Yes, this is always true. The equivalence principle says that locally, spacetime is always equivalent to flat spacetime. That means that locally, we can always choose Minkowski coordinates, and the metric will have the Minkowski form. Therefore we can always make the determinant of the metric be $-1$. By rescaling the coordinates, we can also make the determinant of the metric have any other desired (negative) value.

Answer 2

A somewhat higher-brow answer is that volume forms on a manifold have no local invariants.

Let the "model space" for a "volumed" geometry be $(\mathbb R^n,\mu)$, where $\mu=\mathrm dx^1\wedge...\wedge\mathrm dx^n$.

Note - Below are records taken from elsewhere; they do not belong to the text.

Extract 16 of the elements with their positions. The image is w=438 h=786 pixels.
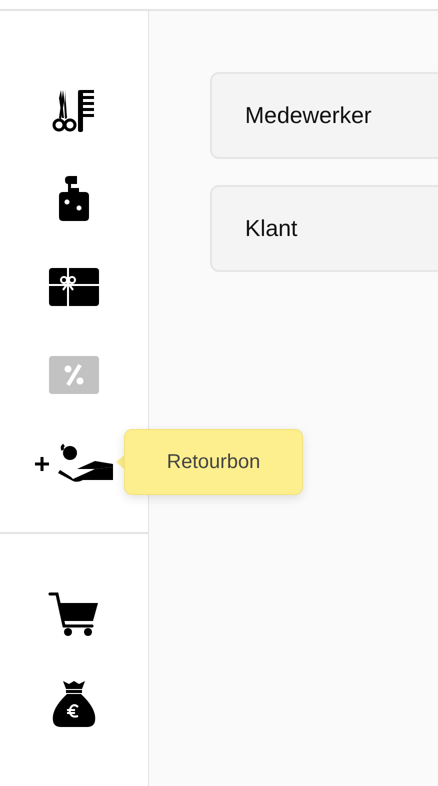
- sidebar-button[interactable]: [51, 88, 97, 134]
- gift-card-icon: [49, 268, 99, 306]
- select-field[interactable]: Medewerker: [210, 72, 438, 159]
- percent-icon: [49, 356, 99, 394]
- tooltip: Retourbon: [124, 429, 303, 495]
- soap-bottle-icon: [57, 176, 91, 222]
- select-field[interactable]: Klant: [210, 185, 438, 272]
- sidebar-button[interactable]: [51, 679, 97, 729]
- sidebar-button[interactable]: [57, 176, 91, 222]
- sidebar-button[interactable]: [33, 443, 115, 483]
- money-bag-icon: [51, 679, 97, 729]
- scissors-comb-icon: [51, 88, 97, 134]
- shopping-cart-icon: [48, 591, 100, 637]
- add-hand-coin-icon: [33, 443, 115, 483]
- sidebar-button[interactable]: [49, 268, 99, 306]
- sidebar-button[interactable]: [48, 591, 100, 637]
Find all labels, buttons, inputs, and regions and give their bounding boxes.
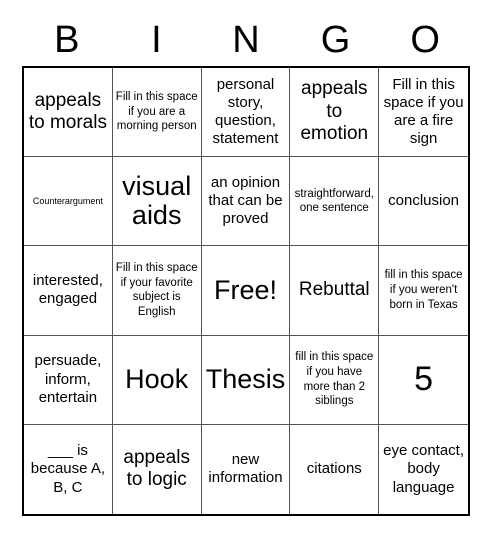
bingo-cell-r5c1[interactable]: ___ is because A, B, C — [24, 424, 113, 514]
bingo-cell-label: Fill in this space if you are a morning … — [115, 91, 198, 133]
bingo-cell-r3c1[interactable]: interested, engaged — [24, 246, 113, 336]
bingo-cell-label: Hook — [125, 363, 189, 394]
bingo-cell-label: Fill in this space if you are a fire sig… — [383, 75, 464, 148]
bingo-cell-label: appeals to morals — [28, 89, 107, 134]
bingo-cell-r3c5[interactable]: fill in this space if you weren't born i… — [379, 246, 468, 336]
bingo-cell-label: new information — [208, 451, 283, 487]
bingo-cell-label: conclusion — [388, 192, 460, 210]
bingo-cell-r1c3[interactable]: personal story, question, statement — [201, 68, 291, 158]
bingo-cell-label: fill in this space if you have more than… — [295, 351, 374, 408]
bingo-header-letter-b: B — [54, 19, 80, 61]
bingo-cell-label: Fill in this space if your favorite subj… — [115, 262, 198, 319]
bingo-cell-free-space[interactable]: Free! — [201, 246, 291, 336]
bingo-cell-r1c4[interactable]: appeals to emotion — [290, 68, 380, 158]
bingo-cell-label: 5 — [414, 359, 434, 398]
bingo-free-space-label: Free! — [213, 274, 277, 305]
bingo-header-letter-i: I — [151, 19, 162, 61]
bingo-cell-label: appeals to logic — [123, 446, 190, 491]
bingo-header-letter-o: O — [410, 19, 440, 61]
bingo-cell-r3c4[interactable]: Rebuttal — [290, 246, 380, 336]
bingo-cell-label: citations — [306, 460, 362, 478]
bingo-grid: appeals to morals Fill in this space if … — [22, 66, 470, 516]
bingo-cell-r2c1[interactable]: Counterargument — [24, 157, 113, 247]
bingo-cell-r4c1[interactable]: persuade, inform, entertain — [24, 335, 113, 425]
bingo-cell-r5c4[interactable]: citations — [290, 424, 380, 514]
bingo-cell-label: persuade, inform, entertain — [34, 352, 102, 406]
bingo-cell-r2c3[interactable]: an opinion that can be proved — [201, 157, 291, 247]
bingo-cell-label: visual aids — [122, 170, 192, 231]
bingo-cell-r4c4[interactable]: fill in this space if you have more than… — [290, 335, 380, 425]
bingo-cell-r1c1[interactable]: appeals to morals — [24, 68, 113, 158]
bingo-cell-label: interested, engaged — [32, 272, 103, 308]
bingo-cell-label: ___ is because A, B, C — [30, 441, 106, 496]
bingo-cell-r4c5[interactable]: 5 — [379, 336, 468, 425]
bingo-cell-r1c5[interactable]: Fill in this space if you are a fire sig… — [379, 68, 468, 158]
bingo-cell-r5c2[interactable]: appeals to logic — [113, 424, 202, 514]
bingo-cell-label: eye contact, body language — [383, 441, 465, 496]
bingo-cell-r1c2[interactable]: Fill in this space if you are a morning … — [112, 68, 202, 158]
bingo-cell-r4c2[interactable]: Hook — [112, 335, 202, 425]
bingo-header-letter-n: N — [232, 19, 260, 61]
bingo-cell-r3c2[interactable]: Fill in this space if your favorite subj… — [112, 246, 202, 336]
bingo-cell-r5c5[interactable]: eye contact, body language — [379, 425, 468, 514]
bingo-cell-r2c4[interactable]: straightforward, one sentence — [290, 157, 380, 247]
bingo-cell-label: personal story, question, statement — [212, 75, 279, 148]
bingo-cell-label: an opinion that can be proved — [208, 173, 283, 228]
bingo-cell-label: fill in this space if you weren't born i… — [384, 269, 463, 311]
bingo-cell-label: appeals to emotion — [300, 78, 369, 145]
bingo-cell-r2c2[interactable]: visual aids — [112, 157, 202, 247]
bingo-cell-label: Rebuttal — [298, 279, 370, 301]
bingo-cell-r2c5[interactable]: conclusion — [379, 157, 468, 247]
bingo-header-letter-g: G — [320, 19, 351, 61]
bingo-cell-r4c3[interactable]: Thesis — [201, 335, 291, 425]
bingo-header-letters: B I N G O — [22, 14, 470, 66]
bingo-cell-label: Thesis — [205, 363, 286, 394]
bingo-card: B I N G O appeals to morals Fill in this… — [0, 0, 500, 544]
bingo-cell-label: Counterargument — [32, 195, 103, 206]
bingo-cell-label: straightforward, one sentence — [294, 187, 374, 215]
bingo-cell-r5c3[interactable]: new information — [202, 424, 291, 514]
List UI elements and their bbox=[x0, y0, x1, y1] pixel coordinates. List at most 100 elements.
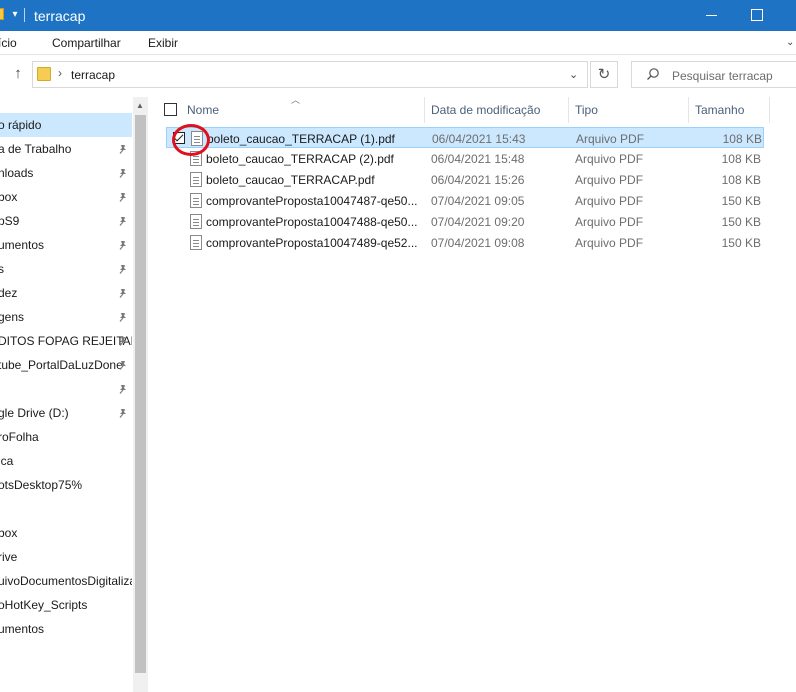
folder-icon bbox=[37, 67, 51, 81]
sidebar-item-label: gens bbox=[0, 310, 25, 324]
file-name: comprovanteProposta10047488-qe50... bbox=[206, 215, 418, 229]
chevron-down-icon[interactable]: ⌄ bbox=[569, 68, 578, 81]
file-size: 150 KB bbox=[721, 194, 761, 208]
pin-icon[interactable] bbox=[118, 168, 128, 178]
pin-icon[interactable] bbox=[118, 144, 128, 154]
file-date: 07/04/2021 09:20 bbox=[431, 215, 525, 229]
pin-icon[interactable] bbox=[118, 216, 128, 226]
sidebar-item[interactable]: roFolha bbox=[0, 425, 132, 449]
up-arrow-icon[interactable]: ↑ bbox=[10, 66, 26, 82]
file-row[interactable]: comprovanteProposta10047487-qe50... 07/04… bbox=[166, 190, 764, 211]
sidebar-item[interactable]: gle Drive (D:) bbox=[0, 401, 132, 425]
sort-ascending-icon: ︿ bbox=[291, 95, 301, 105]
scrollbar-thumb[interactable] bbox=[135, 115, 146, 673]
window-title: terracap bbox=[34, 8, 86, 24]
refresh-button[interactable]: ↻ bbox=[590, 61, 618, 88]
file-type: Arquivo PDF bbox=[575, 236, 644, 250]
sidebar-item-label: dez bbox=[0, 286, 18, 300]
pin-icon[interactable] bbox=[118, 408, 128, 418]
breadcrumb-separator[interactable]: › bbox=[58, 66, 62, 80]
expand-ribbon-icon[interactable]: ⌄ bbox=[786, 37, 796, 48]
sidebar-item[interactable]: a de Trabalho bbox=[0, 137, 132, 161]
file-date: 06/04/2021 15:43 bbox=[432, 132, 526, 146]
sidebar-item[interactable]: otsDesktop75% bbox=[0, 473, 132, 497]
pin-icon[interactable] bbox=[118, 192, 128, 202]
file-type: Arquivo PDF bbox=[575, 152, 644, 166]
sidebar-item-label: nloads bbox=[0, 166, 34, 180]
file-row[interactable]: boleto_caucao_TERRACAP (1).pdf 06/04/2021… bbox=[166, 127, 764, 148]
sidebar-item[interactable]: nloads bbox=[0, 161, 132, 185]
search-input[interactable]: Pesquisar terracap bbox=[631, 61, 796, 88]
column-date[interactable]: Data de modificação bbox=[431, 103, 540, 117]
pdf-file-icon bbox=[190, 235, 202, 250]
tab-compartilhar[interactable]: Compartilhar bbox=[52, 36, 121, 50]
file-type: Arquivo PDF bbox=[575, 173, 644, 187]
sidebar-item[interactable]: umentos bbox=[0, 617, 132, 641]
pin-icon[interactable] bbox=[118, 240, 128, 250]
column-name[interactable]: Nome bbox=[187, 103, 219, 117]
pin-icon[interactable] bbox=[118, 360, 128, 370]
address-bar[interactable]: › terracap ⌄ bbox=[32, 61, 588, 88]
sidebar-item[interactable] bbox=[0, 377, 132, 401]
file-size: 108 KB bbox=[721, 173, 761, 187]
tab-exibir[interactable]: Exibir bbox=[148, 36, 178, 50]
sidebar-item[interactable]: DITOS FOPAG REJEITAD bbox=[0, 329, 132, 353]
sidebar-item-label: uivoDocumentosDigitaliza bbox=[0, 574, 132, 588]
sidebar-item[interactable]: o rápido bbox=[0, 113, 132, 137]
sidebar-item[interactable] bbox=[0, 497, 132, 521]
column-divider[interactable] bbox=[688, 97, 689, 123]
sidebar-item[interactable]: tube_PortalDaLuzDone bbox=[0, 353, 132, 377]
pin-icon[interactable] bbox=[118, 336, 128, 346]
pdf-file-icon bbox=[190, 214, 202, 229]
column-divider[interactable] bbox=[769, 97, 770, 123]
sidebar-item[interactable]: pS9 bbox=[0, 209, 132, 233]
sidebar-item[interactable]: rive bbox=[0, 545, 132, 569]
pin-icon[interactable] bbox=[118, 312, 128, 322]
file-name: boleto_caucao_TERRACAP.pdf bbox=[206, 173, 375, 187]
search-placeholder: Pesquisar terracap bbox=[672, 69, 773, 83]
sidebar-item[interactable]: s bbox=[0, 257, 132, 281]
sidebar-item-label: o rápido bbox=[0, 118, 42, 132]
column-divider[interactable] bbox=[424, 97, 425, 123]
sidebar-item[interactable]: gens bbox=[0, 305, 132, 329]
sidebar-item-label: box bbox=[0, 190, 18, 204]
column-type[interactable]: Tipo bbox=[575, 103, 598, 117]
quick-access-dropdown-icon[interactable]: ▾ bbox=[9, 9, 21, 21]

Let $M$ be an $n$ dimensional, smooth, orientable manifold with positively oriented volume form $\omega$. Then any $x\in M$ has some open neighborhood $U\subseteq M$ such that there is a smooth local diffeomorphism $\psi:U\rightarrow\mathbb R^n$ for which $\omega=\psi^\ast\mu$.

This can be restated in "lowbrow" coordinate language that one may always find a coordinate system where $\omega=\mathrm dx^1\wedge...\wedge\mathrm dx^n$.

So essentially all volume forms "look like one another" locally, and there is no analogue of the Riemann curvature tensor for volume forms.